Ben onu bunu bilmem, söylediklerine bakarım. Ne demişti Kemal Kılıçdaroğlu 2013 Yılındakardeşi için? Neler dememişti ki! Yaldızlamış, parlatmış, yüceltmiş, yere göğe sığdıramamıştı. Üstelik, üzerinden siyasi prim de devşirmişti…
Kardeşi Celal Kılıçdaroğlu’nun yaptığı iddia edilen inşaat bekçiliği ile ilgili olarak, “Ekmeğini alın teri ile kazanan başı dik, onurlu bir emekçi”ifadesini kullanmıştı. Sonra da alnından öpmüştü.
Şimdi, o kardeşi yerden yere vuruyor. Ağır ifadeler kullanarak ahlaki zafiyet içinde olmakla suçluyor. Birilerinden para alıp konuştuğunu iddia ediyor. “Kapının önüne koyun” talimatı verdiğini söylüyor. Üç yıl içindeki değişime bakın!
Hakkında bu sözleri sarf ettiği kişi bir başkası olsa, belki anlayışla karşılanabilir. “Demek ki tanımıyormuş, bir hatadır yapmış” denilebilir. Ama öyle değil; Celal Kılıçdaroğlu aynı ana-babadan olma kardeşi. Gerçekten onurlu mu, yoksa ahlaki bir zafiyet içinde mi, bunu en iyi bilecek kişi Kemal Kılıçdaroğlu olsa gerek! Buna rağmen, hakkında bir öyle, bir böyle konuşuyor. Çünkü, o gün öyle gerekiyordu, bugün buna ihtiyaç duyuyor!
Ortada yadırganacak bir durum yok. Tam bir Kemal Kılıçdaroğlu klasiği.
***
Kılıçdaroğlu bu, zaman zaman “Mustafa Kemal’in askerleri” olduğunu söylüyor. Ama, “Biz 1930’ların CHP’si değiliz” diyerek, o yılları reddediyor. Atatürk’e “soykırımcı”diyen isimleri milletvekili yapıyor. Mustafa Kemal’i “ırkçı-ulusalcı” diye karalayan Sorosçu isimleri milletvekili listelerine yazıyor.
Bir gün, cezaevlerindeki isimlerle ilgili hiç ayırım yapmadıklarını ve “PKK ve DHKP-C’lileri de ziyaret ettiklerinden” bahsediyor. Sonra düzeltme ihtiyacı duyup, “Ben hiçbir yerde ziyaret etmedim, pes ya, pes yani” ifadesini kullanıyor.
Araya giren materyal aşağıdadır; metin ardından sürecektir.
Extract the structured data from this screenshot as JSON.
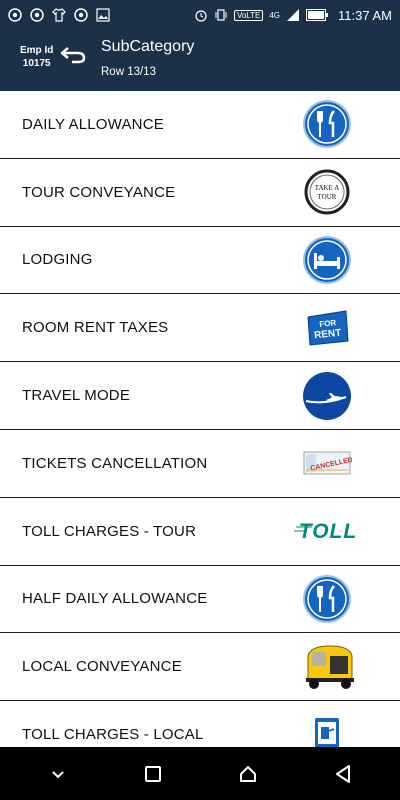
{
  "status_bar": {
    "network": "VoLTE",
    "signal": "4G",
    "time": "11:37 AM"
  },
  "header": {
    "emp_label": "Emp Id",
    "emp_id": "10175",
    "title": "SubCategory",
    "subtitle": "Row 13/13"
  },
  "rows": [
    {
      "label": "DAILY ALLOWANCE",
      "icon": "fork-knife-icon"
    },
    {
      "label": "TOUR  CONVEYANCE",
      "icon": "take-a-tour-icon",
      "icon_text": "TAKE A TOUR"
    },
    {
      "label": "LODGING",
      "icon": "bed-icon"
    },
    {
      "label": "ROOM RENT TAXES",
      "icon": "for-rent-sign-icon",
      "icon_text": "FOR RENT"
    },
    {
      "label": "TRAVEL MODE",
      "icon": "airplane-icon"
    },
    {
      "label": "TICKETS CANCELLATION",
      "icon": "cancelled-ticket-icon",
      "icon_text": "CANCELLED"
    },
    {
      "label": "TOLL CHARGES - TOUR",
      "icon": "toll-logo-icon",
      "icon_text": "TOLL"
    },
    {
      "label": "HALF DAILY ALLOWANCE",
      "icon": "fork-knife-icon"
    },
    {
      "label": "LOCAL CONVEYANCE",
      "icon": "auto-rickshaw-icon"
    },
    {
      "label": "TOLL CHARGES - LOCAL",
      "icon": "toll-booth-icon"
    }
  ],
  "colors": {
    "header_bg": "#1c3148",
    "icon_blue": "#1565c0"
  }
}
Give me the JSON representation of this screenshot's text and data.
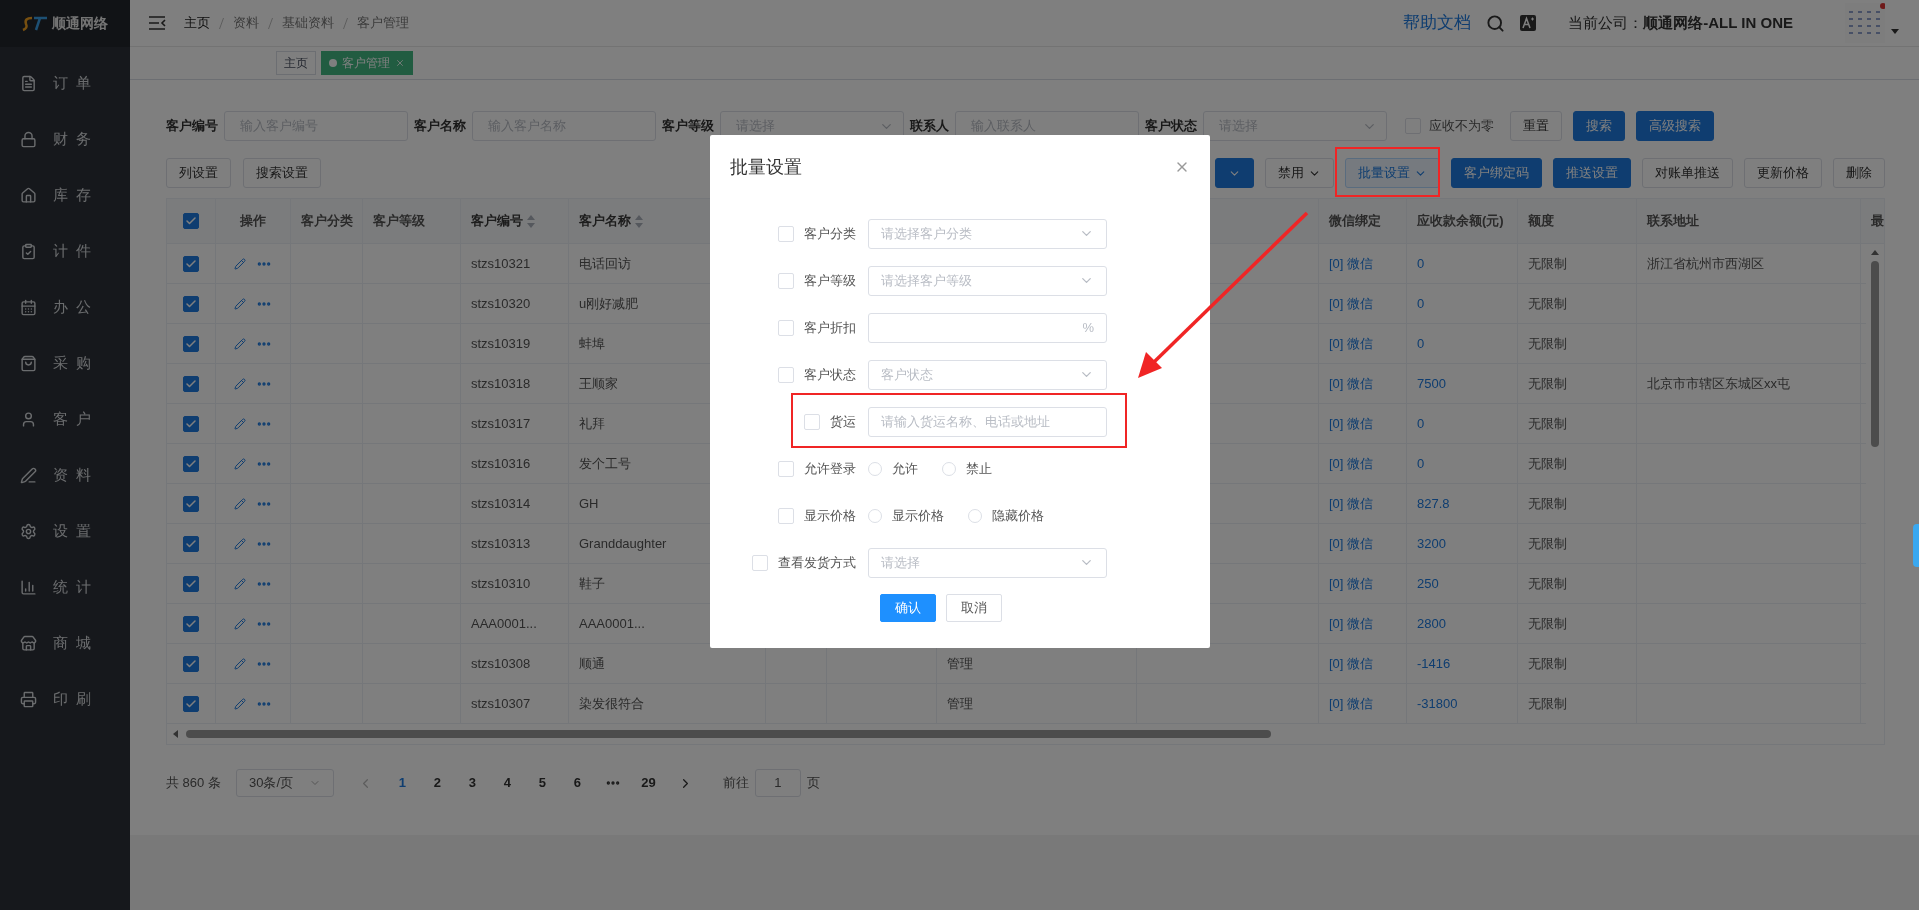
{
  "sidebar": {
    "logo": "顺通网络",
    "items": [
      {
        "label": "订单"
      },
      {
        "label": "财务"
      },
      {
        "label": "库存"
      },
      {
        "label": "计件"
      },
      {
        "label": "办公"
      },
      {
        "label": "采购"
      },
      {
        "label": "客户"
      },
      {
        "label": "资料"
      },
      {
        "label": "设置"
      },
      {
        "label": "统计"
      },
      {
        "label": "商城"
      },
      {
        "label": "印刷"
      }
    ]
  },
  "topbar": {
    "breadcrumb": [
      "主页",
      "资料",
      "基础资料",
      "客户管理"
    ],
    "help": "帮助文档",
    "company_label": "当前公司：",
    "company": "顺通网络-ALL IN ONE"
  },
  "tabs": [
    {
      "label": "主页",
      "selected": false,
      "closable": false
    },
    {
      "label": "客户管理",
      "selected": true,
      "closable": true
    }
  ],
  "filters": [
    {
      "label": "客户编号",
      "kind": "input",
      "placeholder": "输入客户编号"
    },
    {
      "label": "客户名称",
      "kind": "input",
      "placeholder": "输入客户名称"
    },
    {
      "label": "客户等级",
      "kind": "select",
      "placeholder": "请选择"
    },
    {
      "label": "联系人",
      "kind": "input",
      "placeholder": "输入联系人"
    },
    {
      "label": "客户状态",
      "kind": "select",
      "placeholder": "请选择"
    }
  ],
  "nonzero_filter": {
    "label": "应收不为零",
    "checked": false
  },
  "filter_buttons": [
    {
      "label": "重置",
      "primary": false
    },
    {
      "label": "搜索",
      "primary": true
    },
    {
      "label": "高级搜索",
      "primary": true
    }
  ],
  "toolbar_left": [
    {
      "label": "列设置"
    },
    {
      "label": "搜索设置"
    }
  ],
  "toolbar_right": [
    {
      "kind": "dropdown",
      "primary": true,
      "active": false
    },
    {
      "label": "禁用",
      "kind": "dropdown",
      "primary": false,
      "active": false
    },
    {
      "label": "批量设置",
      "kind": "dropdown",
      "primary": false,
      "active": true
    },
    {
      "label": "客户绑定码",
      "kind": "button",
      "primary": true,
      "active": false
    },
    {
      "label": "推送设置",
      "kind": "button",
      "primary": true,
      "active": false
    },
    {
      "label": "对账单推送",
      "kind": "button",
      "primary": false,
      "active": false
    },
    {
      "label": "更新价格",
      "kind": "button",
      "primary": false,
      "active": false
    },
    {
      "label": "删除",
      "kind": "button",
      "primary": false,
      "active": false
    }
  ],
  "table": {
    "all_checked": true,
    "columns": [
      {
        "label": "操作",
        "sortable": false
      },
      {
        "label": "客户分类",
        "sortable": false
      },
      {
        "label": "客户等级",
        "sortable": false
      },
      {
        "label": "客户编号",
        "sortable": true
      },
      {
        "label": "客户名称",
        "sortable": true
      },
      {
        "label": "微信绑定",
        "sortable": false
      },
      {
        "label": "应收款余额(元)",
        "sortable": false
      },
      {
        "label": "额度",
        "sortable": false
      },
      {
        "label": "联系地址",
        "sortable": false
      },
      {
        "label": "最",
        "sortable": false
      }
    ],
    "rows": [
      {
        "checked": true,
        "customer_no": "stzs10321",
        "customer_name": "电话回访",
        "wechat": "[0] 微信",
        "balance": "0",
        "credit_limit": "无限制",
        "address": "浙江省杭州市西湖区"
      },
      {
        "checked": true,
        "customer_no": "stzs10320",
        "customer_name": "u刚好减肥",
        "wechat": "[0] 微信",
        "balance": "0",
        "credit_limit": "无限制"
      },
      {
        "checked": true,
        "customer_no": "stzs10319",
        "customer_name": "蚌埠",
        "wechat": "[0] 微信",
        "balance": "0",
        "credit_limit": "无限制"
      },
      {
        "checked": true,
        "customer_no": "stzs10318",
        "customer_name": "王顺家",
        "wechat": "[0] 微信",
        "balance": "7500",
        "credit_limit": "无限制",
        "address": "北京市市辖区东城区xx屯"
      },
      {
        "checked": true,
        "customer_no": "stzs10317",
        "customer_name": "礼拜",
        "wechat": "[0] 微信",
        "balance": "0",
        "credit_limit": "无限制"
      },
      {
        "checked": true,
        "customer_no": "stzs10316",
        "customer_name": "发个工号",
        "wechat": "[0] 微信",
        "balance": "0",
        "credit_limit": "无限制"
      },
      {
        "checked": true,
        "customer_no": "stzs10314",
        "customer_name": "GH",
        "wechat": "[0] 微信",
        "balance": "827.8",
        "credit_limit": "无限制"
      },
      {
        "checked": true,
        "customer_no": "stzs10313",
        "customer_name": "Granddaughter",
        "wechat": "[0] 微信",
        "balance": "3200",
        "credit_limit": "无限制"
      },
      {
        "checked": true,
        "customer_no": "stzs10310",
        "customer_name": "鞋子",
        "wechat": "[0] 微信",
        "balance": "250",
        "credit_limit": "无限制"
      },
      {
        "checked": true,
        "customer_no": "AAA0001...",
        "customer_name": "AAA0001...",
        "wechat": "[0] 微信",
        "balance": "2800",
        "credit_limit": "无限制"
      },
      {
        "checked": true,
        "customer_no": "stzs10308",
        "customer_name": "顺通",
        "column_9": "管理",
        "wechat": "[0] 微信",
        "balance": "-1416",
        "credit_limit": "无限制"
      },
      {
        "checked": true,
        "customer_no": "stzs10307",
        "customer_name": "染发很符合",
        "column_9": "管理",
        "wechat": "[0] 微信",
        "balance": "-31800",
        "credit_limit": "无限制"
      }
    ]
  },
  "pagination": {
    "total": "共 860 条",
    "page_size": "30条/页",
    "pages": [
      {
        "kind": "page",
        "label": "1",
        "selected": true
      },
      {
        "kind": "page",
        "label": "2",
        "selected": false
      },
      {
        "kind": "page",
        "label": "3",
        "selected": false
      },
      {
        "kind": "page",
        "label": "4",
        "selected": false
      },
      {
        "kind": "page",
        "label": "5",
        "selected": false
      },
      {
        "kind": "page",
        "label": "6",
        "selected": false
      },
      {
        "kind": "ellipsis"
      },
      {
        "kind": "page",
        "label": "29",
        "selected": false
      }
    ],
    "goto_label": "前往",
    "goto_value": "1",
    "goto_suffix": "页"
  },
  "modal": {
    "title": "批量设置",
    "rows": [
      {
        "label": "客户分类",
        "checked": false,
        "kind": "select",
        "placeholder": "请选择客户分类"
      },
      {
        "label": "客户等级",
        "checked": false,
        "kind": "select",
        "placeholder": "请选择客户等级"
      },
      {
        "label": "客户折扣",
        "checked": false,
        "kind": "input",
        "suffix": "%"
      },
      {
        "label": "客户状态",
        "checked": false,
        "kind": "select",
        "placeholder": "客户状态"
      },
      {
        "label": "货运",
        "checked": false,
        "kind": "input",
        "placeholder": "请输入货运名称、电话或地址"
      },
      {
        "label": "允许登录",
        "checked": false,
        "kind": "radio",
        "options": [
          {
            "label": "允许",
            "selected": false
          },
          {
            "label": "禁止",
            "selected": false
          }
        ]
      },
      {
        "label": "显示价格",
        "checked": false,
        "kind": "radio",
        "options": [
          {
            "label": "显示价格",
            "selected": false
          },
          {
            "label": "隐藏价格",
            "selected": false
          }
        ]
      },
      {
        "label": "查看发货方式",
        "checked": false,
        "kind": "select",
        "placeholder": "请选择"
      }
    ],
    "buttons": [
      {
        "label": "确认",
        "primary": true
      },
      {
        "label": "取消",
        "primary": false
      }
    ]
  }
}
İşine geldiğinde “ülkeyi böldürtmeyiz” diye ortaya çıkıyor, işine geldiğinde şehirlerde hendek kazıp, kalkışma yapanlara “arkadaşlar” diye hitap edebiliyor.
Hele hele parti içindeki FETÖ’cülerle ilgili tavır ve davranışlarının elle tutulur bir tarafı yok. Kılıçdaroğlu’nu anlamak o kadar zor ki!